My Adventures with God Ch.9: Bullies


Ch 9:  at Moore College Pt 2 : Bullies

I was about to get right up the noses of some powerful people. Meanwhile God was a few steps ahead and was turning up some very supportive friends.

I don't like bullies. I was bullied at school. That may be behind it. I also think the strong should protect the weak, not prey on them. I would like to think that is part of why I stand up to bullies.

I mostly just suffered in silence when I was bullied as a youngster. Twice the bully went over some line invisible even to me and I found hidden strengths.

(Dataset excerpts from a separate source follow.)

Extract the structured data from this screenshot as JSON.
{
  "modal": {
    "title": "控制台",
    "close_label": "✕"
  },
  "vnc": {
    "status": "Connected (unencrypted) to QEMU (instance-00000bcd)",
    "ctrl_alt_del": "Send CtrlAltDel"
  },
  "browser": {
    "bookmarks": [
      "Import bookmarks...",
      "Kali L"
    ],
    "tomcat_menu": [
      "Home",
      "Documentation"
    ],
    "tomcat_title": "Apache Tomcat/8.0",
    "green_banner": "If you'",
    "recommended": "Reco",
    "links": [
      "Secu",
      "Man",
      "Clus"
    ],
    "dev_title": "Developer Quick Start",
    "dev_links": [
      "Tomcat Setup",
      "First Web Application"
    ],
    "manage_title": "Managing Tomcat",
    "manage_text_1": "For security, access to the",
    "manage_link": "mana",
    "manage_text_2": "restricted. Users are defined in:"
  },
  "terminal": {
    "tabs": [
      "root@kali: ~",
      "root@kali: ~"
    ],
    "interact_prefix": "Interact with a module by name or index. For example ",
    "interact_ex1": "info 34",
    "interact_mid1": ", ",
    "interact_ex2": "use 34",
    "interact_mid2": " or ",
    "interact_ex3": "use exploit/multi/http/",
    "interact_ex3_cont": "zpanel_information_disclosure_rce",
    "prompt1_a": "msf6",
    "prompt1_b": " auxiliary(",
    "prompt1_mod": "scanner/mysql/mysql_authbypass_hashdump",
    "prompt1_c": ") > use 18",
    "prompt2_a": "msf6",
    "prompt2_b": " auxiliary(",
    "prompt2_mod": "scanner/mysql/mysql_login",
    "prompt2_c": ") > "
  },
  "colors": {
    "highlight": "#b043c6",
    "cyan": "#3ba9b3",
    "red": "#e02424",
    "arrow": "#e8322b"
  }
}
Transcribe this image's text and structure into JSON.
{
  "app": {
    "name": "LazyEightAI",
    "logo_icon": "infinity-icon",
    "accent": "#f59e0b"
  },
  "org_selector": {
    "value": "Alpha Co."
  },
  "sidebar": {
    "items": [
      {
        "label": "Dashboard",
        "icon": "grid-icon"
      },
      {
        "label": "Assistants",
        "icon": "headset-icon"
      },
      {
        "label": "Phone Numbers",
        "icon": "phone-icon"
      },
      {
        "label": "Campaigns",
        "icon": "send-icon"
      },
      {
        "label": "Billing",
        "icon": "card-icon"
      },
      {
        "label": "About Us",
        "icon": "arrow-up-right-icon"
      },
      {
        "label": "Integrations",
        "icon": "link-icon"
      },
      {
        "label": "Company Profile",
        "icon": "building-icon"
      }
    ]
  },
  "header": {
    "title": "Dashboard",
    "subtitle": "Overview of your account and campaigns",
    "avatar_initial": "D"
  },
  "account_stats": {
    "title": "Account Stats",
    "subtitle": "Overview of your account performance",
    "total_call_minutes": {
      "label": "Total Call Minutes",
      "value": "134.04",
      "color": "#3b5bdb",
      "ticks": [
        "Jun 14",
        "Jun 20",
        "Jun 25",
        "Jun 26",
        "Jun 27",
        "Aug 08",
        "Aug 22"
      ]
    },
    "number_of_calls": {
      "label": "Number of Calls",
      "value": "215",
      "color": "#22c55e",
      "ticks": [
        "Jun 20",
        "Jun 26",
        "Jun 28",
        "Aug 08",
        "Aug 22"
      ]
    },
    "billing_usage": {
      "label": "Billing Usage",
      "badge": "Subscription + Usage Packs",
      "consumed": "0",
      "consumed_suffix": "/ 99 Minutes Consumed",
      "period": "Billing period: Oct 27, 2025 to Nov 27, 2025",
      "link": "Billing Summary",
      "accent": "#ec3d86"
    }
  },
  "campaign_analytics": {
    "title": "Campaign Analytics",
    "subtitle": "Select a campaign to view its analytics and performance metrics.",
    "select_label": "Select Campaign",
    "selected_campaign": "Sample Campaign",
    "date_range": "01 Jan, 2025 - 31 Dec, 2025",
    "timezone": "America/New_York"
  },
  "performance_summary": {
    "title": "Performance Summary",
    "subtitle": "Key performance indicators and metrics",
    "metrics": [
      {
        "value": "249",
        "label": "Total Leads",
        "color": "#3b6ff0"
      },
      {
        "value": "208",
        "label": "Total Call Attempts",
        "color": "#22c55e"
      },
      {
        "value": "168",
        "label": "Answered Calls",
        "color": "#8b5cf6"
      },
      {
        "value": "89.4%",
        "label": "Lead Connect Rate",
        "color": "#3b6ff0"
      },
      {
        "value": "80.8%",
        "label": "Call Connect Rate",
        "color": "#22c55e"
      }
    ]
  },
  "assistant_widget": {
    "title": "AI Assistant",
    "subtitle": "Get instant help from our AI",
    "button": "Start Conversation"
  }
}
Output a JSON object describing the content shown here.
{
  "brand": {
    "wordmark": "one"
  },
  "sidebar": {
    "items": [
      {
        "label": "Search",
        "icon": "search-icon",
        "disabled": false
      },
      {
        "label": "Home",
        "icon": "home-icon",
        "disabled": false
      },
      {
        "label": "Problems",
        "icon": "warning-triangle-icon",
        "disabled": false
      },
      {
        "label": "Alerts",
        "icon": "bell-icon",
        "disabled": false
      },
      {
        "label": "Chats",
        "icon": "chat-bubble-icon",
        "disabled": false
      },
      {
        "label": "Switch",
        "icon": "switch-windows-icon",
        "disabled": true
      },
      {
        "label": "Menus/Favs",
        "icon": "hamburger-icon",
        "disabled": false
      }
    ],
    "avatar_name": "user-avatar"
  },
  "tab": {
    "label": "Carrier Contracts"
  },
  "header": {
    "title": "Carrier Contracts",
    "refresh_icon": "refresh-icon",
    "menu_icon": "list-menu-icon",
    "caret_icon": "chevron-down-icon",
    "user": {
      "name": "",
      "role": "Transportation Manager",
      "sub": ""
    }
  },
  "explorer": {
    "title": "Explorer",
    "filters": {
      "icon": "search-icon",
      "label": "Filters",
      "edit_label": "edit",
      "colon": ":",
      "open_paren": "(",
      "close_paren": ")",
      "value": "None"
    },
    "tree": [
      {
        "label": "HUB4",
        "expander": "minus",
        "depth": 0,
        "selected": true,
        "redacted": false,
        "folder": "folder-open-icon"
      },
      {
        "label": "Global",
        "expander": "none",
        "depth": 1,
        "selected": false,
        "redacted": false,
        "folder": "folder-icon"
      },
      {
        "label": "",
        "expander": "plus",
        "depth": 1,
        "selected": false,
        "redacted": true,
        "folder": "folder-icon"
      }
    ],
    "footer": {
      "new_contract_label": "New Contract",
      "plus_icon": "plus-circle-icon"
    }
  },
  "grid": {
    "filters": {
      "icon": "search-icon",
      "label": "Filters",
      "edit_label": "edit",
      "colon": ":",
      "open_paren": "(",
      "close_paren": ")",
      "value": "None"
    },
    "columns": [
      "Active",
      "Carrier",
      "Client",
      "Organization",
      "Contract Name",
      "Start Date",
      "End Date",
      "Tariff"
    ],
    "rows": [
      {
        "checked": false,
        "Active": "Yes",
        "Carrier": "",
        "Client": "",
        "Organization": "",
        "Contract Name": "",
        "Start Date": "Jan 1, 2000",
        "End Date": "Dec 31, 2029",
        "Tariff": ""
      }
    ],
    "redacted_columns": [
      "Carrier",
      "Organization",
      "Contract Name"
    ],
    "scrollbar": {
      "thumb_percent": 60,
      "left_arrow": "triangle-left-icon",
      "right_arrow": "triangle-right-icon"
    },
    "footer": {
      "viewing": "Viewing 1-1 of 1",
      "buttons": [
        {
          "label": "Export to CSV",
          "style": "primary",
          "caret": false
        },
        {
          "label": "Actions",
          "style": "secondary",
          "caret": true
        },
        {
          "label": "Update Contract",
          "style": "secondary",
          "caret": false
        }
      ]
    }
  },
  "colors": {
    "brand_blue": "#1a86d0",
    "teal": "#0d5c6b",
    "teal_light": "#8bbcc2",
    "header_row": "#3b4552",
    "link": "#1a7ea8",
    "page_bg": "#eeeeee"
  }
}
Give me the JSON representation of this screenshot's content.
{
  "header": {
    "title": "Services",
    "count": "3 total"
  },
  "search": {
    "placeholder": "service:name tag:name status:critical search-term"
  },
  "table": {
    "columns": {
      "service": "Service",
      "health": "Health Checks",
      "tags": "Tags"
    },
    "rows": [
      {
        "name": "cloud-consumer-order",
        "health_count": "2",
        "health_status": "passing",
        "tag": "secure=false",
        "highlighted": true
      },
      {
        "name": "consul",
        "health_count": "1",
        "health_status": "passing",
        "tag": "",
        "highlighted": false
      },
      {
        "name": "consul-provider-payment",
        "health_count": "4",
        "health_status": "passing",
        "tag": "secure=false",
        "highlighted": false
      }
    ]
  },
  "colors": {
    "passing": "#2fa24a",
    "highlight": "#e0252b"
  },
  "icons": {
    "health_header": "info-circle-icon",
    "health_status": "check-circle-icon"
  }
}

First occasion was in sixth grade. The bully in question was going to beat me up in front of a crowd during playtime. I only know this because I remember even after all these years the sea of kids parting as I stood there and he advanced towards me. I landed the first and only punch of the bout and he went down howling and clutching his eye. That landed us both in the headmaster's office.

The second was a couple of years later. High school, but I don't remember which grade. The bully had me backed against a brick wall that had just been built. There was a stack of bricks beside it and he made the mistake of picking one up and making as if to hit me with it. In those days we all wore neck-ties. I reached up and tightened his – the results were really dramatic, and landed me in another headmaster's office.

Moore College, and much of Sydney Diocese was strongly Calvinist and Calvinism is one of the many -ism's that provide a haven for bullies. Sydney diocese had its share of 'hard-men' who found they liked feeling they were really doing God a service while being mean to people.

Moore trained ordinands for a couple of dioceses as well as the Presbyterian Church and some independent students. The Sydney diocese candidates had no contact with the diocese from one year's end to another. Candidates for Armidale diocese were much better treated. Their bishop, although he lived five hundred kilometres from Sydney – was a frequent visitor to Moore. He visited his trainees in their campus homes, he was often seen in the street talking to students who found him a source of encouragement.

But, at each years end Sydney candidates were summoned one-by-one to an inquisition. This was not a friendly chat. This was a grilling before three assistant bishops and two representatives of the evangelical party which controlled the diocese. We had been warned by more senior students what it would be like. We also knew that many would be rejected and told to remove themselves from their college houses forthwith. The rejects would be left feeling that as Christians they were scrap-heap material.

Fore-warned is not always fore-armed. I saw the man who had been interviewed before me come out in tears. A grown man! A man with a wife and children. A man who had sacrificed his career to offer for the ordained ministry. A man I knew as a fine human being and a devout Christian. A man in tears because he had been worked over by bullies.

I thought: “You bastards! I am going to give you as good as I get!” and I did.

I would have been out but for Bishop Kerle. He had allowed to return to Sydney from being bishop of Armidale on the condition that he would stay out of diocesan politics. He was our minister at St Swithun's Pymble. But he was also known throughout the diocese as a powerful man of God. He stepped up and interceded with the archbishop on my behalf. So a stay of execution was granted.

There were conditions. We had been living in my old family home in leafy Pymble, we had to move onto campus and rent one of the college houses in grimy Newtown. I had been attending St Swithun's as a parishioner. Now I had to find a new church that would take me on as a 'catechist' – a theological student who worked in the parish on Sundays, and generally one session during the week.

God was to use this to bring us new friends and allies. I was going to need them.